In effetti l’approccio migliore con i prodotti in resina è proprio quello di cominciare con gli elementi di conversione od i set di miglioramento, parti che unite ad un normalissimo kit ad iniezione, magari non proprio recentissimo, gli danno una nuova potenzialità. Anche in questo settore, dagli inizi mitici dell’allora sconosciuto Verlinden si è arrivati ad un buon numero di produttori, di svariati paesi, che si dedicano esclusivamente alla realizzazione di simili parti supplementari, in genere torrette di nuovo tipo, treni di rotolamento diversi  o veri e propri interni completi.

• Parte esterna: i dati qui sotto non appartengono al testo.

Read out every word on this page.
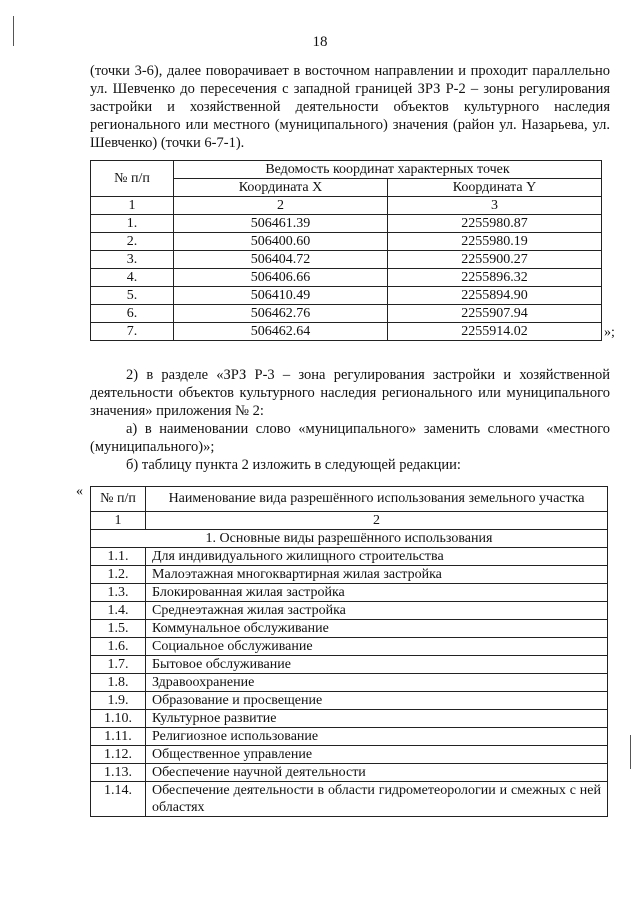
18
(точки 3-6), далее поворачивает в восточном направлении и проходит параллельно ул. Шевченко до пересечения с западной границей ЗРЗ Р-2 – зоны регулирования застройки и хозяйственной деятельности объектов культурного наследия регионального или местного (муниципального) значения (район ул. Назарьева, ул. Шевченко) (точки 6-7-1).
№ п/п	Ведомость координат характерных точек	
	Координата X	Координата Y
1	2	3
1.	506461.39	2255980.87
2.	506400.60	2255980.19
3.	506404.72	2255900.27
4.	506406.66	2255896.32
5.	506410.49	2255894.90
6.	506462.76	2255907.94
7.	506462.64	2255914.02	»;
2) в разделе «ЗРЗ Р-3 – зона регулирования застройки и хозяйственной деятельности объектов культурного наследия регионального или муниципального значения» приложения № 2:
а) в наименовании слово «муниципального» заменить словами «местного (муниципального)»;
б) таблицу пункта 2 изложить в следующей редакции:
« № п/п	Наименование вида разрешённого использования земельного участка
1	2
1. Основные виды разрешённого использования	
1.1.	Для индивидуального жилищного строительства
1.2.	Малоэтажная многоквартирная жилая застройка
1.3.	Блокированная жилая застройка
1.4.	Среднеэтажная жилая застройка
1.5.	Коммунальное обслуживание
1.6.	Социальное обслуживание
1.7.	Бытовое обслуживание
1.8.	Здравоохранение
1.9.	Образование и просвещение
1.10.	Культурное развитие
1.11.	Религиозное использование
1.12.	Общественное управление
1.13.	Обеспечение научной деятельности
1.14.	Обеспечение деятельности в области гидрометеорологии и смежных с ней областях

L’impostazione iniziale comincerà con uno studio comparativo del kit di base, analizzando il più possibile com’è stato preparato ed i lavori necessari per ottenere la nuova versione o configurazione. Non è tutto oro quel che luccica ed è sempre consigliabile, anche avendo dei discreti piani in scala, comparare le dimensioni relative di un pezzo rispetto a quelli di base, lo stampista, specie anni fa, a volte non aveva la mano più felice della nostra, facendo le debite proporzioni. Seguendo un processo logico e restando costantemente più attenti nell’esecuzione dei lavori e nel montaggio, arriveremo addirittura, prima o poi, a migliorare i pezzi di miglioramento grazie ai nostri piccoli interventi.

Le bolle d’aria che a volte si possono presentare alla superficie andranno riempite con stucco o cianoacrilato, alcuni pezzi potrebbero essere incurvati o leggermente piegati, ma la resina è un materiale lavorabile a caldo e sarà sufficiente riscaldare i pezzi ed attendere un po’ per rettificarli, raddrizzandoli o comunque riportandoli al loro stato originale. Con la resina, attualmente, si possono stampare anche pezzi molto piccoli o fini, che però avranno sempre l’inconveniente di essere più fragili rispetto agli analoghi pezzi di plastica iniettata.

Le parti interne ci facilitano molto il compito, ma sono strettamente necessarie, costi permettendo, solo ai mezzi “a cielo aperto” come per esempio certi semoventi. Una giusta via di mezzo è far vedere solo parte di quel che si può scorgere dai portelli aperti di un carro, con meno ricerca da effettuarsi. Tempo fa era impensabile poter trovare numerosi kits di motori da carro armato; di soggetti interessanti non ne mancherebbero certo, dai classici motori da camion adattati, a quelli di derivazione aeronautica, ai diesel. E’ sempre stimolante poter conoscere ed apprezzare uno di questi prodotti della tecnica, ognuno ha la sua storia e le sue caratteristiche contingenti. Piano piano, sono comparsi kit dei propulsori dei panzer più famosi e dei principali tipi di carro alleati, è quasi un peccato “affogarli” nell’interno degli scafi ma si può ricorrere ad una scenetta con argomento la loro manutenzione o riparazione. Attorno ad essi, abbondano le varie tubazioni, a volte parzialmente già stampate, ma si può ovviamente aggiungere molto grazie al filo di rame, piegato ed inserito con l’occhio ad un buon riferimento documentativo, con quello veramente di piccolo diametro si possono facilmente ricavare i fili delle candele.    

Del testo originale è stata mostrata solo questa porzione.